On March 19 of this year, a man dressed in a pizza delivery uniform rang the doorbell at his home in Monument, fatally shot him and fled. Rumors spread instantly fueled by mainstream-media reports, that the murder was a hit orchestrated by a white supremacist prison gang, or by a prisoner with ties to the Saudi Arabian government, or both.

But those were just conspiracy theories.

The truth about Clements’ murder is rooted in the statistical reality that kept him up at night – that it’s a public safety risk to let any percentage of prisoners walk directly out of solitary confinement without helping them adjust to being around people. As it turns out, his fears were justified. Evan Ebel, the Colorado Department of Corrections parolee who killed Clements, had walked directly out of solitary into society and struggled with the transition for less than two months before he killed Nathan Leon, a pizza deliverer in Denver, gunned down Clements and then led police on a high-speed chase in Texas that ended in a shootout and his death.

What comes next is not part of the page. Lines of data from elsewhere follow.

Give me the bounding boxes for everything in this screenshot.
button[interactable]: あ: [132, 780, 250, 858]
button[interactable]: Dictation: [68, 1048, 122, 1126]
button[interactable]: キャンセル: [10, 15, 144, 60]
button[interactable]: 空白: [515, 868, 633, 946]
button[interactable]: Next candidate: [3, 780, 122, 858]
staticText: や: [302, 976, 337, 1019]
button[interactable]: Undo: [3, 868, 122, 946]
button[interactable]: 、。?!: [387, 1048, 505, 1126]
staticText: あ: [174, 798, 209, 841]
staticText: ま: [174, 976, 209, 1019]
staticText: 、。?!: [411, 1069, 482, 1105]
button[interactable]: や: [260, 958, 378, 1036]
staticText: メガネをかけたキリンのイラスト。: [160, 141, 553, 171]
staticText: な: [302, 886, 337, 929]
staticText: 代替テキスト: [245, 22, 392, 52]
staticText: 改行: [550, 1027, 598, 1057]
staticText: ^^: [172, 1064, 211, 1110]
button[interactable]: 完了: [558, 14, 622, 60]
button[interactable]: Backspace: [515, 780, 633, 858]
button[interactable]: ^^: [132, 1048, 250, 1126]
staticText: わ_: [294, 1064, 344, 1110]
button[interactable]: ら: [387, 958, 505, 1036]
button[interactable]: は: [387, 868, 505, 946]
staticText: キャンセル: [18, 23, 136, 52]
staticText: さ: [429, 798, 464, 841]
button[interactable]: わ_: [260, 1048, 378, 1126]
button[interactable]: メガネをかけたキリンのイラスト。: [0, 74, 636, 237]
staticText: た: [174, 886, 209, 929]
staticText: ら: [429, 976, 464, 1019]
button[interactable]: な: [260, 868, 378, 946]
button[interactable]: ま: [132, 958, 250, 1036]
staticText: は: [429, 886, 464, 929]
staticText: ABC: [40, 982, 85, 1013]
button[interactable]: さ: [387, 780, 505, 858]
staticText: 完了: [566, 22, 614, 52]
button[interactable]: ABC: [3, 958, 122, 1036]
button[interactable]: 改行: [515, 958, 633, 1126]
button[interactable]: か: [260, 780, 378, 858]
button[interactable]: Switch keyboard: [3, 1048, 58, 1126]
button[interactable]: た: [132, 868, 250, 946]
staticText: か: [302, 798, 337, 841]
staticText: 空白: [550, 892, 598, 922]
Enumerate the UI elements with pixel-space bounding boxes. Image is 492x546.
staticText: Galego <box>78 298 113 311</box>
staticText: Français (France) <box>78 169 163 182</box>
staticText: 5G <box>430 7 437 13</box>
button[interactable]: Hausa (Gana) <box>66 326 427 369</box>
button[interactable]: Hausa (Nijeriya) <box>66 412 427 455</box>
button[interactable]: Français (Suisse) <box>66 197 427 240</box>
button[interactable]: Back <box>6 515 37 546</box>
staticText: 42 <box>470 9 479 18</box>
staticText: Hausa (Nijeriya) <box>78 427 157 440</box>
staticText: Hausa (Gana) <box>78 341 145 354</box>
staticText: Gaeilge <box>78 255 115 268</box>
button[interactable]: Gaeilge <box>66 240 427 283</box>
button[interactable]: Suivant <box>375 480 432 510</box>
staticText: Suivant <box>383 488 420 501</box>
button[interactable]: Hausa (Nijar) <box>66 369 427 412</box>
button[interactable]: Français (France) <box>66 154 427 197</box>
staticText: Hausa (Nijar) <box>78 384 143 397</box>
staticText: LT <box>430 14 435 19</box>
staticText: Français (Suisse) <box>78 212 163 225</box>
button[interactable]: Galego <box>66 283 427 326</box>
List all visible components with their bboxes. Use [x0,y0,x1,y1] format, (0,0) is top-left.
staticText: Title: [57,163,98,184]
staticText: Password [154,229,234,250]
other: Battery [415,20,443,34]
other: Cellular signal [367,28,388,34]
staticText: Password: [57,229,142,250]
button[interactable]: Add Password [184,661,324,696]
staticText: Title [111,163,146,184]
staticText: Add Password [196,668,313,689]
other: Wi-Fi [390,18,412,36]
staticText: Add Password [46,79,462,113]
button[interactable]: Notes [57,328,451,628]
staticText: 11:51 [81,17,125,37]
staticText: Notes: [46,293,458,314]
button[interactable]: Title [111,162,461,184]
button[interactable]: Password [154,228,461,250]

“Evan Ebel was exactly what Tom warned us about every single day,” said Roxane White, chief of staff for Gov. John Hickenlooper.

“Here you had two people, one who suffered significantly from solitary confinement and the other who was trying to do something about it,” added Paul Herman, Clements’ longtime friend and colleague. “If what happened to Tom isn’t the ultimate irony, I don’t know what is.”